Man nimmt nun so professionell gefangen, daß immer wer ausbüchst und Karzan sich zwischenzeitlich noch auf ein Gummikrokodil und einen Mann im Gorillakostüm werfen kann. Selbstverständlich gehört auch ein Jodelschrei zu seinem Repertoire, nur daß er mit diesem offenbar gleich eines Trompetenstoßes etwas vor sich hertreibt, anstatt seine Freunde zu rufen. Freundschaft ist offenbar ein wenig geachtetes Gut in Karzan: Master of the Jungle, was diesen ungemein seltsamen Beigeschmack hinterläßt.

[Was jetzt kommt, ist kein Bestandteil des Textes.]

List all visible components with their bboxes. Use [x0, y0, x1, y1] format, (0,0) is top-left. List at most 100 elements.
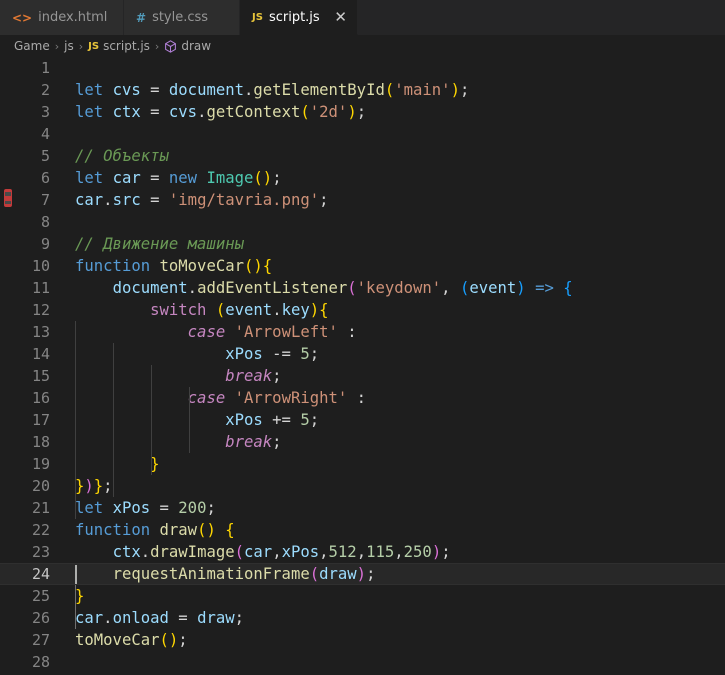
code-text: case 'ArrowRight' : [75, 387, 366, 409]
code-line[interactable]: 13 case 'ArrowLeft' : [0, 321, 725, 343]
code-line[interactable]: 11 document.addEventListener('keydown', … [0, 277, 725, 299]
code-text: document.addEventListener('keydown', (ev… [75, 277, 573, 299]
code-token: cvs [168, 103, 198, 121]
code-token: -= [262, 345, 301, 363]
code-token: ; [234, 609, 245, 627]
code-line[interactable]: 26 car.onload = draw; [0, 607, 725, 629]
code-line[interactable]: 22 function draw() { [0, 519, 725, 541]
code-text: case 'ArrowLeft' : [75, 321, 357, 343]
code-token: { [225, 521, 235, 539]
code-token: xPos [112, 499, 151, 517]
code-token: new [168, 169, 198, 187]
code-token: , [272, 543, 282, 561]
code-line[interactable]: 7 car.src = 'img/tavria.png'; [0, 189, 725, 211]
code-token: case [187, 323, 226, 341]
tab-style-css[interactable]: # style.css [124, 0, 240, 35]
code-line[interactable]: 9 // Движение машины [0, 233, 725, 255]
close-icon[interactable]: ✕ [334, 8, 347, 26]
tab-label: style.css [152, 10, 209, 25]
code-text: } [75, 585, 84, 607]
code-token: // Движение машины [75, 235, 244, 253]
line-number: 6 [40, 169, 50, 187]
code-token: ( [300, 103, 310, 121]
code-token: { [319, 301, 329, 319]
code-token: ( [347, 279, 357, 297]
line-number: 1 [40, 59, 50, 77]
code-token: ; [272, 433, 282, 451]
breadcrumb-item-js[interactable]: js [64, 39, 74, 53]
code-line[interactable]: 4 [0, 123, 725, 145]
code-editor[interactable]: 28 27 toMoveCar(); 26 car.onload = draw; 25} 2… [0, 57, 725, 675]
tab-script-js[interactable]: JS script.js ✕ [240, 0, 358, 35]
code-token: () [197, 521, 216, 539]
indent-guide [75, 585, 76, 629]
code-token: 'ArrowRight' [234, 389, 348, 407]
code-token: } [93, 477, 104, 495]
code-text: } [75, 453, 159, 475]
code-token: , [394, 543, 404, 561]
code-token: drawImage [150, 543, 235, 561]
code-token: break [225, 433, 273, 451]
code-line[interactable]: 19 } [0, 453, 725, 475]
code-line[interactable]: 15 break; [0, 365, 725, 387]
code-line[interactable]: 27 toMoveCar(); [0, 629, 725, 651]
code-token: = [140, 191, 169, 209]
code-token: () [244, 257, 263, 275]
code-line[interactable]: 25} [0, 585, 725, 607]
code-token: ( [459, 279, 470, 297]
code-line[interactable]: 18 break; [0, 431, 725, 453]
code-token: ) [450, 81, 460, 99]
code-token: ) [356, 565, 367, 583]
tab-index-html[interactable]: <> index.html [0, 0, 124, 35]
breadcrumb-item-draw[interactable]: draw [181, 39, 211, 53]
line-number: 5 [40, 147, 50, 165]
code-text: break; [75, 365, 282, 387]
code-text: switch (event.key){ [75, 299, 329, 321]
code-token: = [150, 499, 179, 517]
code-token: 'keydown' [356, 279, 442, 297]
code-text: toMoveCar(); [75, 629, 188, 651]
code-line[interactable]: 3 let ctx = cvs.getContext('2d'); [0, 101, 725, 123]
code-token: ) [309, 301, 320, 319]
code-line[interactable]: 24 requestAnimationFrame(draw); [0, 563, 725, 585]
code-line[interactable]: 12 switch (event.key){ [0, 299, 725, 321]
code-line[interactable]: 21 let xPos = 200; [0, 497, 725, 519]
code-text: function draw() { [75, 519, 235, 541]
code-text: car.onload = draw; [75, 607, 244, 629]
breadcrumb-item-script-js[interactable]: script.js [103, 39, 150, 53]
code-line[interactable]: 16 case 'ArrowRight' : [0, 387, 725, 409]
line-number: 27 [31, 631, 50, 649]
code-line[interactable]: 17 xPos += 5; [0, 409, 725, 431]
breadcrumb-item-game[interactable]: Game [14, 39, 50, 53]
line-number: 16 [31, 389, 50, 407]
code-token: 5 [300, 411, 310, 429]
code-token: ( [234, 543, 245, 561]
code-line[interactable]: 1 [0, 57, 725, 79]
code-token: car [112, 169, 141, 187]
code-token: '2d' [309, 103, 348, 121]
code-line[interactable]: 14 xPos -= 5; [0, 343, 725, 365]
code-line[interactable]: 5 // Объекты [0, 145, 725, 167]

Genauso trocken ist deshalb auch das Finale, in dem Lord Carter schließlich über dem angeschossenen Karzan entscheidet, daß es besser wäre ihn in Afrika zu lassen, da er die abermals ausgebrochene Shiran nicht allein zurücklassen möchte. Nun wird der verwundete, blonde Einsiedler also desinteressiert über das Streben nach Jagderfolg deshalb urplötzlich fallen gelassen, weil jemand die angefallenen Kosten zu übernehmen gedenkt.

So wie man einem Splien folgend Afrika betreten hatte, so scheint es ein ohnmächtiges Verlassen zu sein, bei dem das Risiko eines weiteren Mißerfolges durch eine letzte eigene Entscheidung, den Versuch Karzan in einen Zoo zu stecken abzubrechen, umgangen wird. Die alte Welt definiert sich nun also durch selbstgefällige Lust und Käuflichkeit, was Karzan: Master of the Jungle, so man eine Ernsthaftigkeit kaum in Betracht ziehen möchte, den unbeholfenen Ansatz einer politischen Satire verleiht.
Tatsächlich muß man insbesondere derartige Eskapaden zum Verständnis der noch folgenden Schandtaten der Dschungelexploitation wohl berücksichtigen. Die Zvilisationsgrotesken der Kannibalenwelle kamen eben nicht aus dem Nichts, sondern wurden von einer Dschungelfilmtradition und dem Mondofilm eingeleitet. Wenn wie hier die unbedingte Montage von Stockfootage an jede noch so hanebüchene Bewegung zur Easy Listening Musik erforderlich scheint, um den Eindruck einer möglichst gefährlichen Umgebung zu schaffen, dann versucht man auf billigste Art, von den naiven Vorstellungen seines Publikums zu profitieren. Ob und mit welchem Effekt ein Abenteuer wie Karzan: Master of the Jungle also funktioniert, hängt von der Aufgeklärtheit seines Zuschauers ab.